My last fortress was 42% children and babies though lol. I looked up the US resident population by sex and age in the year 2000, and the percentage of humans aged less than 20 in the US was
(19176 + 20550 + 20528 + 20219) / 281425.0
which is 21% 28.5%.
So even counting every human under 20 as a child, that dwarf fortress had, proportionally, twice the way more children.
Pre-modern population distribution was *significantly* different than what we are accustomed to today. Remember that DF is set pre-1400. A quick check shows that in the 1910 census, which is still far more modern than medieval, the US population had 32.1% children, defined as age 14 or less; and this doesn't count the still significant mortality rate of the very young.

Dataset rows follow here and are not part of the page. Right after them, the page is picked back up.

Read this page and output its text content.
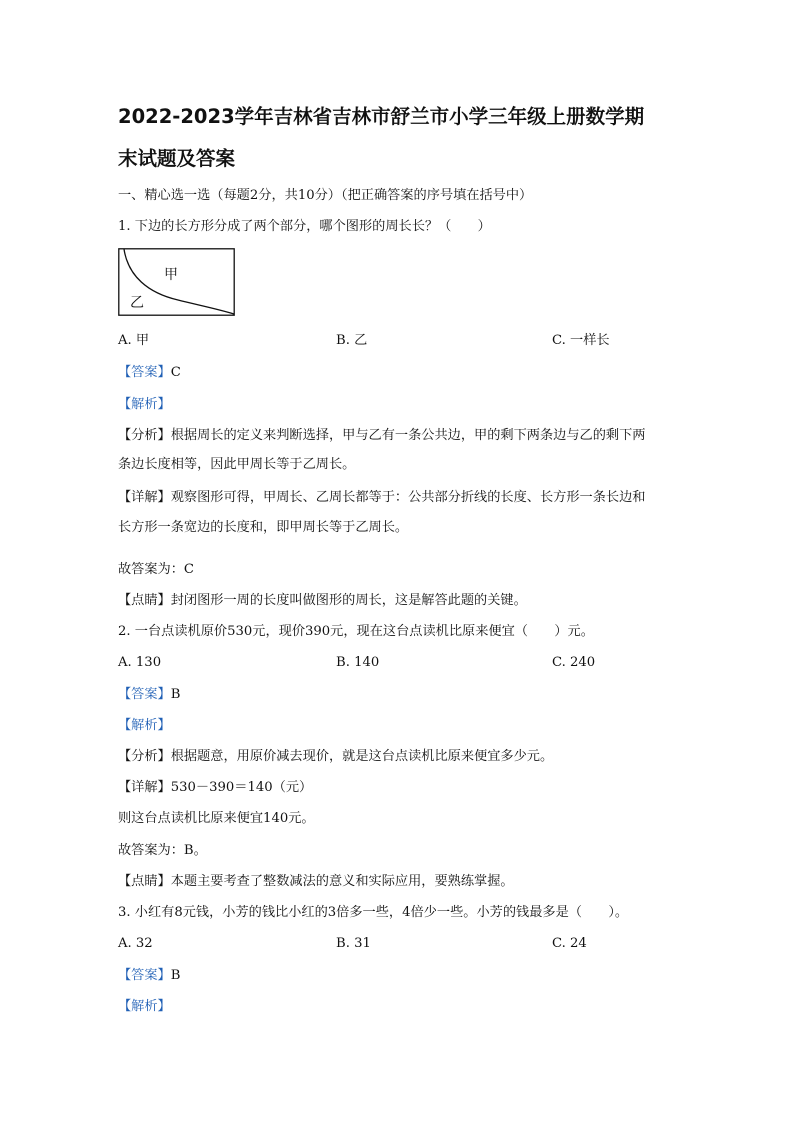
2022-2023学年吉林省吉林市舒兰市小学三年级上册数学期
末试题及答案
一、精心选一选（每题2分，共10分）（把正确答案的序号填在括号中）
1. 下边的长方形分成了两个部分，哪个图形的周长长？（　　）
甲
乙
A. 甲	B. 乙	C. 一样长
【答案】C
【解析】
【分析】根据周长的定义来判断选择，甲与乙有一条公共边，甲的剩下两条边与乙的剩下两
条边长度相等，因此甲周长等于乙周长。
【详解】观察图形可得，甲周长、乙周长都等于：公共部分折线的长度、长方形一条长边和
长方形一条宽边的长度和，即甲周长等于乙周长。
故答案为：C
【点睛】封闭图形一周的长度叫做图形的周长，这是解答此题的关键。
2. 一台点读机原价530元，现价390元，现在这台点读机比原来便宜（　　）元。
A. 130	B. 140	C. 240
【答案】B
【解析】
【分析】根据题意，用原价减去现价，就是这台点读机比原来便宜多少元。
【详解】530－390＝140（元）
则这台点读机比原来便宜140元。
故答案为：B。
【点睛】本题主要考查了整数减法的意义和实际应用，要熟练掌握。
3. 小红有8元钱，小芳的钱比小红的3倍多一些，4倍少一些。小芳的钱最多是（　　）。
A. 32	B. 31	C. 24
【答案】B
【解析】
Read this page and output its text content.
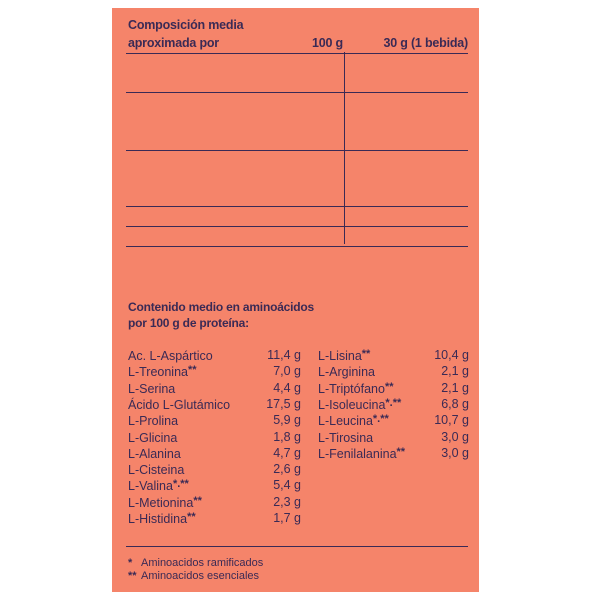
Composición media
aproximada por	100 g	30 g (1 bebida)
Contenido medio en aminoácidos
por 100 g de proteína:
Ac. L-Aspártico	11,4 g
L-Treonina**	7,0 g
L-Serina	4,4 g
Ácido L-Glutámico	17,5 g
L-Prolina	5,9 g
L-Glicina	1,8 g
L-Alanina	4,7 g
L-Cisteina	2,6 g
L-Valina*.**	5,4 g
L-Metionina**	2,3 g
L-Histidina**	1,7 g
L-Lisina**	10,4 g
L-Arginina	2,1 g
L-Triptófano**	2,1 g
L-Isoleucina*.**	6,8 g
L-Leucina*.**	10,7 g
L-Tirosina	3,0 g
L-Fenilalanina**	3,0 g
* Aminoacidos ramificados
** Aminoacidos esenciales
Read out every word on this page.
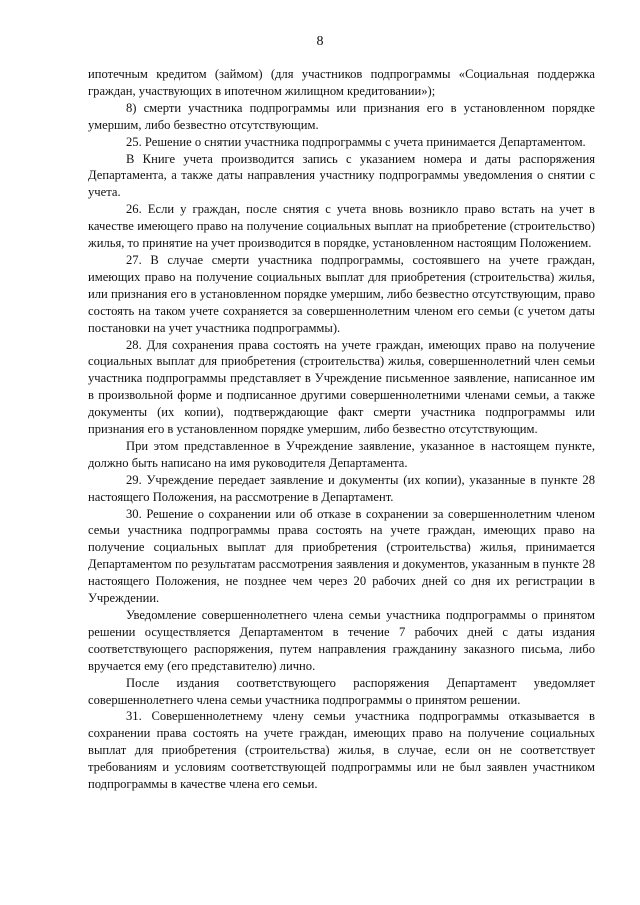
8

ипотечным кредитом (займом) (для участников подпрограммы «Социальная поддержка граждан, участвующих в ипотечном жилищном кредитовании»);

8) смерти участника подпрограммы или признания его в установленном порядке умершим, либо безвестно отсутствующим.

25. Решение о снятии участника подпрограммы с учета принимается Департаментом.

В Книге учета производится запись с указанием номера и даты распоряжения Департамента, а также даты направления участнику подпрограммы уведомления о снятии с учета.

26. Если у граждан, после снятия с учета вновь возникло право встать на учет в качестве имеющего право на получение социальных выплат на приобретение (строительство) жилья, то принятие на учет производится в порядке, установленном настоящим Положением.

27. В случае смерти участника подпрограммы, состоявшего на учете граждан, имеющих право на получение социальных выплат для приобретения (строительства) жилья, или признания его в установленном порядке умершим, либо безвестно отсутствующим, право состоять на таком учете сохраняется за совершеннолетним членом его семьи (с учетом даты постановки на учет участника подпрограммы).

28. Для сохранения права состоять на учете граждан, имеющих право на получение социальных выплат для приобретения (строительства) жилья, совершеннолетний член семьи участника подпрограммы представляет в Учреждение письменное заявление, написанное им в произвольной форме и подписанное другими совершеннолетними членами семьи, а также документы (их копии), подтверждающие факт смерти участника подпрограммы или признания его в установленном порядке умершим, либо безвестно отсутствующим.

При этом представленное в Учреждение заявление, указанное в настоящем пункте, должно быть написано на имя руководителя Департамента.

29. Учреждение передает заявление и документы (их копии), указанные в пункте 28 настоящего Положения, на рассмотрение в Департамент.

30. Решение о сохранении или об отказе в сохранении за совершеннолетним членом семьи участника подпрограммы права состоять на учете граждан, имеющих право на получение социальных выплат для приобретения (строительства) жилья, принимается Департаментом по результатам рассмотрения заявления и документов, указанным в пункте 28 настоящего Положения, не позднее чем через 20 рабочих дней со дня их регистрации в Учреждении.

Уведомление совершеннолетнего члена семьи участника подпрограммы о принятом решении осуществляется Департаментом в течение 7 рабочих дней с даты издания соответствующего распоряжения, путем направления гражданину заказного письма, либо вручается ему (его представителю) лично.

После издания соответствующего распоряжения Департамент уведомляет совершеннолетнего члена семьи участника подпрограммы о принятом решении.

31. Совершеннолетнему члену семьи участника подпрограммы отказывается в сохранении права состоять на учете граждан, имеющих право на получение социальных выплат для приобретения (строительства) жилья, в случае, если он не соответствует требованиям и условиям соответствующей подпрограммы или не был заявлен участником подпрограммы в качестве члена его семьи.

If I' reading the 1890 tables right, it was 35.5%. Earlier censuses had less specific questions, but the median age for the entire US (all classes/races/sexes) in 1820 was 16.7 years old; the earliest US census data (white males only for 1790) show a median age of 15.9 years. (By comparison, the 2010 US median age across all groups was 37.2; a mere 220 years back drops the median age by well over half, and DF is intended to be set the equivalent of over 600 years back.)
Picking a semi-random well documented case,
King Edward I (1239-1307)... had at least 14 and perhaps 16 children by his first wife, of which only 6 survived to adulthood. When his first wife died and he took a second, he had 3 more total, 2 of which made it to adulthood. Note that this was a family that was, in general, well-supplied with all its physical needs; yet less than half of them made it to adulthood.
Population growth requires, in the most general terms, that a couple have an average of more than two children that survive to adulthood and bear children of their own. Given that not all adults are able to have children (become priests, die in accident or combat before having children, many other reasons), you need noticeably more than 2.0 surviving adult children per couple; given child mortality rates well over 50% in many cases, a couple having 5-6 kids was quite common, and 8+ kids wasn't significantly unusual in many places.
tl;dr: DF is attempting to simulate a pre-1400 medieval population. A substantial fraction of your population *should* be children for a vital and thriving fort; if you don't like that, feel free to mod it to something more to your liking, but be aware that you're getting into the category of mods that make the game easier by making it less realistic to your personal taste.